Judas, hace decir Borges a Runeberg, mortificó su espíritu así como los ascetas mortifican la carne. Con el peor y menos redimible de los pecados, la traición, para la cual no hay – siquiera – explicación que contenga algún viso de dignidad, como la hay, por ejemplo, en el homicidio, que requiere alguna dosis de coraje, virtud – se sabe – altamente apreciada por nuestro autor. “Dime de qué presumes y te diré de qué careces”, dice el refrán. De razonamiento un tanto directo, forzoso es reconocer. Aquí el maestro deplora en forma concomitante tanto la pretendida felonía de Judas como su propia, reconocida, cobardía.

No se detiene el autor de “El Sur”, y avanza con una tercera tesis, que el mismo define diciendo: “El argumento general no es complejo, si bien la conclusión es monstruosa.”

Aquí el acto de Judas se inviste del inconmensurable amor que Dios sintió por los hombres. Tanto los amó Dios que realizó su plena humanidad encarnando en la más ínfima de las criaturas, la más rastrera, aquella que todas las culturas aborrecieron: el traidor. Más aún, se convierte en el traidor por antonomasia. Ese, pues, es Dios, infiere Borges, que aún contando con “los considerables recursos que la Omnipotencia puede ofrecer” elige redimirnos como especie, no tanto por un sacrificio limitado a algunas horas de agonía, por sangrienta que Mel Gibson haya querido mostrárnosla, sino a través de el sacrificio supremo: convertirse, per sécula seculorum, en la criatura más aborrecible de la creación.

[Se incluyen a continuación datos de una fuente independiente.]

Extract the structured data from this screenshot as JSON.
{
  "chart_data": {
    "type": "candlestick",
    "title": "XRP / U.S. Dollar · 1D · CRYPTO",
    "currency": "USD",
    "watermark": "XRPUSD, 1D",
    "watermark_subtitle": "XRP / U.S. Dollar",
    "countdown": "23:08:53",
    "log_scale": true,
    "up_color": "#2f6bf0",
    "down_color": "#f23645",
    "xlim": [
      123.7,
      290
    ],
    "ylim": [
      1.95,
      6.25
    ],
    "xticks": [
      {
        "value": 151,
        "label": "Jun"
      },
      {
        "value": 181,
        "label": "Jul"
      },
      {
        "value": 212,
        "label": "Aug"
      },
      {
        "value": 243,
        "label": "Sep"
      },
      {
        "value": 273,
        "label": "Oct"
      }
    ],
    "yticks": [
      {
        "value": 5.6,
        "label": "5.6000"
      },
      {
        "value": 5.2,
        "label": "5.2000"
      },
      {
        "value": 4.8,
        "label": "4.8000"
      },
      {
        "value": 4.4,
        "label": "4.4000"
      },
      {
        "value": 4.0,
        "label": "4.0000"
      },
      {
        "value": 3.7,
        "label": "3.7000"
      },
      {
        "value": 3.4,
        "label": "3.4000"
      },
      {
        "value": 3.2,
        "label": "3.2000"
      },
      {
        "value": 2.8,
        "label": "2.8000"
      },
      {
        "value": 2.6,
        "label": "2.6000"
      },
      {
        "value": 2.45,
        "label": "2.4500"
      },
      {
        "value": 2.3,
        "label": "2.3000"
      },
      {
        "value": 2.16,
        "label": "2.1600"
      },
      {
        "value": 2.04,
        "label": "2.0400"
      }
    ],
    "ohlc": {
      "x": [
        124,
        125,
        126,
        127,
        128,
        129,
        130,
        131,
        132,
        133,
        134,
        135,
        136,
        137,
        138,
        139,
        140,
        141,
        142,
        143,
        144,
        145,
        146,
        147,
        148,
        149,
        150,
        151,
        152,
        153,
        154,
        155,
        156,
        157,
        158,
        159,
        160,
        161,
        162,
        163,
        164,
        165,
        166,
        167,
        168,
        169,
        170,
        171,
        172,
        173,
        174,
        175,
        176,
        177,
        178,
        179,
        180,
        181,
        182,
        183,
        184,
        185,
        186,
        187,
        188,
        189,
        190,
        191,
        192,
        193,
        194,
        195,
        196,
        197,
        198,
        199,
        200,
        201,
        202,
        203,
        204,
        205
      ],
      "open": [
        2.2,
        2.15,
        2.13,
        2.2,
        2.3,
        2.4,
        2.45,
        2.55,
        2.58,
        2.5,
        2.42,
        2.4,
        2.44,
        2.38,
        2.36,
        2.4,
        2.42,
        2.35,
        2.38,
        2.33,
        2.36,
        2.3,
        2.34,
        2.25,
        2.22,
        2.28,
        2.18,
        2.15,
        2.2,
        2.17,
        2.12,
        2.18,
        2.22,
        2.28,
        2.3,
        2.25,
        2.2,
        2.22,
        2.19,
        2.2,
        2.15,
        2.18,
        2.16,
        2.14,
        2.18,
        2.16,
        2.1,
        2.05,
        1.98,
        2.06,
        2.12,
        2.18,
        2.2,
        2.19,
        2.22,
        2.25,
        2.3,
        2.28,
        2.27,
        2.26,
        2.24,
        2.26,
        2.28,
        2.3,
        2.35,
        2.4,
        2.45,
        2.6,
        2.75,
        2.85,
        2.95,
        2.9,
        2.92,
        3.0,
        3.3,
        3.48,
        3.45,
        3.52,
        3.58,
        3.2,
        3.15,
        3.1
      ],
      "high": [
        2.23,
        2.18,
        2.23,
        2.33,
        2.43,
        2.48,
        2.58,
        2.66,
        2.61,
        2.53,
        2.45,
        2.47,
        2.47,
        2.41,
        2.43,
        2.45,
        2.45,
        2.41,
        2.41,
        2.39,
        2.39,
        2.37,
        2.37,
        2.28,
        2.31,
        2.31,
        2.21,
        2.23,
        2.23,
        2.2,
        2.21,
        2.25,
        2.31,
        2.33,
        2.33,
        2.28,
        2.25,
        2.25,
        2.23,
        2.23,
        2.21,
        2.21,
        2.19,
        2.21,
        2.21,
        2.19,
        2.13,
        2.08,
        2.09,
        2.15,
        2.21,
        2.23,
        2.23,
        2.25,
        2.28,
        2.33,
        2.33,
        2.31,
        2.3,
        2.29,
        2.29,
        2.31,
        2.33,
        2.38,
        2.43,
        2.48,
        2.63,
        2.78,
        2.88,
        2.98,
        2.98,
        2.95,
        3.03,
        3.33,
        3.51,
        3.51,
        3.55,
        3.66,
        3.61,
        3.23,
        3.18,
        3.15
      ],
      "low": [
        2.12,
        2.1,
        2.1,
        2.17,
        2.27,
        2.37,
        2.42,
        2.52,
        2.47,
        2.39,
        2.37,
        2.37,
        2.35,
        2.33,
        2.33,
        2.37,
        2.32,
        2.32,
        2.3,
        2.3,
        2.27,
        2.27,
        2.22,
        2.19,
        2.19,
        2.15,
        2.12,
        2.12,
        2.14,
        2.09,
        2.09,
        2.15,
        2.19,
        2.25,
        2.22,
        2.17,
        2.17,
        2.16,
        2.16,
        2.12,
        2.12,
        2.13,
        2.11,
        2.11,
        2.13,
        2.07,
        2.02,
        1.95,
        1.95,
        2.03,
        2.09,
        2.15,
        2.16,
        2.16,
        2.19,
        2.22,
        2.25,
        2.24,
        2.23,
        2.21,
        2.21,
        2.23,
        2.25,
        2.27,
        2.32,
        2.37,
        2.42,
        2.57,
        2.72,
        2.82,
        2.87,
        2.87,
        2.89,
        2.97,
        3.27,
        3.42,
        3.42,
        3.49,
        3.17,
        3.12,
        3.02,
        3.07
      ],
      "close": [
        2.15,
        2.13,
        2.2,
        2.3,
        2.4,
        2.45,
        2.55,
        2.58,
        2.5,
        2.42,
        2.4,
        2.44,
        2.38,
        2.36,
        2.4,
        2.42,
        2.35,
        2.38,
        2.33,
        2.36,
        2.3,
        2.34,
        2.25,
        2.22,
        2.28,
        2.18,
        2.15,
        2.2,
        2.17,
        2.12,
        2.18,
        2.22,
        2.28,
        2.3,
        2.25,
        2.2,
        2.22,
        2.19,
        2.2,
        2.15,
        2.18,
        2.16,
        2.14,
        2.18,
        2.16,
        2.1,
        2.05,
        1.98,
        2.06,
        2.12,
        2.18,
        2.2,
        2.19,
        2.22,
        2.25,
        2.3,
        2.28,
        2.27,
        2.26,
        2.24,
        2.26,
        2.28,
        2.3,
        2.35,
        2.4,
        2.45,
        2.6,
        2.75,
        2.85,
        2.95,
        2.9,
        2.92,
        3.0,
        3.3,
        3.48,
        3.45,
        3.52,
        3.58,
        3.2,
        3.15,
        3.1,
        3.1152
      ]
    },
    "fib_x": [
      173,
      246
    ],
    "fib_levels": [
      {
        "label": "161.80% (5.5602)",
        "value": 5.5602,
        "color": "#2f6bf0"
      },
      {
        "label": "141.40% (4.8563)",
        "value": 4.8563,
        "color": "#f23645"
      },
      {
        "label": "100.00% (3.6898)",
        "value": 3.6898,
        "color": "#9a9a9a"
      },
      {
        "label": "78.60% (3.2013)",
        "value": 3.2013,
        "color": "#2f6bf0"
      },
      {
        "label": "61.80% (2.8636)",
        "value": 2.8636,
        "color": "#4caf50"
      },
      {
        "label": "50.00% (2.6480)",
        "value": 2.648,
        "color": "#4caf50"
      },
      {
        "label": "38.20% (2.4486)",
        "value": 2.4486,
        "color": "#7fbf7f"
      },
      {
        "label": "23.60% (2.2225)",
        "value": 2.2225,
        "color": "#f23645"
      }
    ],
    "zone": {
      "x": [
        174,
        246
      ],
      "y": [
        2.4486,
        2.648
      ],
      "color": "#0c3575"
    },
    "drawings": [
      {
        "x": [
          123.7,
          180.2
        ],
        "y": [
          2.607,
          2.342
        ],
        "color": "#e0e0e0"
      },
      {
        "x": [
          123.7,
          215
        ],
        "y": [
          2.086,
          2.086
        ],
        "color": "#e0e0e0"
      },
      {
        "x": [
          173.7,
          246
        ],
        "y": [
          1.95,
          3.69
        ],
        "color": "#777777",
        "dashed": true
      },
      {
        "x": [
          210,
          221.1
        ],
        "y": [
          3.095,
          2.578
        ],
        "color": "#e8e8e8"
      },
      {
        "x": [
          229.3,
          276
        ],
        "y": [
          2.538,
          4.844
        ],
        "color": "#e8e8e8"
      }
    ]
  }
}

Curiosa hipótesis, o no tanto, que remitiría a incesantes y muy borgeanas repeticiones.

Hasta aquí, mis queridos y pacientes lectores, las versiones de Judas según el poeta mayor de la argentinidad. Todo lo cual nos deja aún más desconcertados, si fuese posible, sobre el personaje.

Vuestro autor, presionado por algunos lectores ávidos de sensacionalismo y que no renegarían de ver su poco difundido nombre arrastrado por el fango, debe apresurar esta entrega de su trabajo por capítulos. En fin, ya el mismo Dowstoiesky supo de estos avatares.

Por consiguiente, y antes que los reclamos se conviertan en franca desaprobación, amén de insultantes insinuaciones respecto al oro del vaticano (¡Ay! Antes fue el de Moscú) resumiremos el actual estado de nuestra modesta investigación al momento: de Umberto Eco hemos pasado, bastante airosamente, al hasta ahora injustamente olvidado Petruccelli della Gattina (ciertamente, hasta aquí, quién más simpático me ha caído). De éste a Judas, cuyo enigma persiste, y en la búsqueda de sus motivaciones hemos singlado hasta Jorge Luis Borges, cuyas costas – hay que reconocer – permiten aproximarse desde todos los mares de la literatura. Aún desde pequeños charcos, como el presente opúsculo.

Sin más, entonces, y ejerciendo la soberanía que me confiere ser – para bien y para mal – el honrado, sí que limitado, autor de estas líneas, nos dirigiremos hacia nuestro nuevo puerto: El evangelio de Judas, según la prestigiosa, y poderosa, National Geographic.

VI

El evangelio de Judas

Un poco antes de la celebración de las Pascuas del 2006 se dieron a conocer las conclusiones a las que arribó un grupo de investigadores que, con el poco interesado patrocinio de la National Geographic y el Waitt Institute for Historical Discovery estudiaron un manuscrito egipcio en idioma copto del siglo IV de nuestra era. El texto, escrito sobre un papiro, resistió escondido no sólo el paso de 16 siglos, que ya es mucho decir, sino a las manos de los comerciantes de antigüedades, lo que es casi un milagro.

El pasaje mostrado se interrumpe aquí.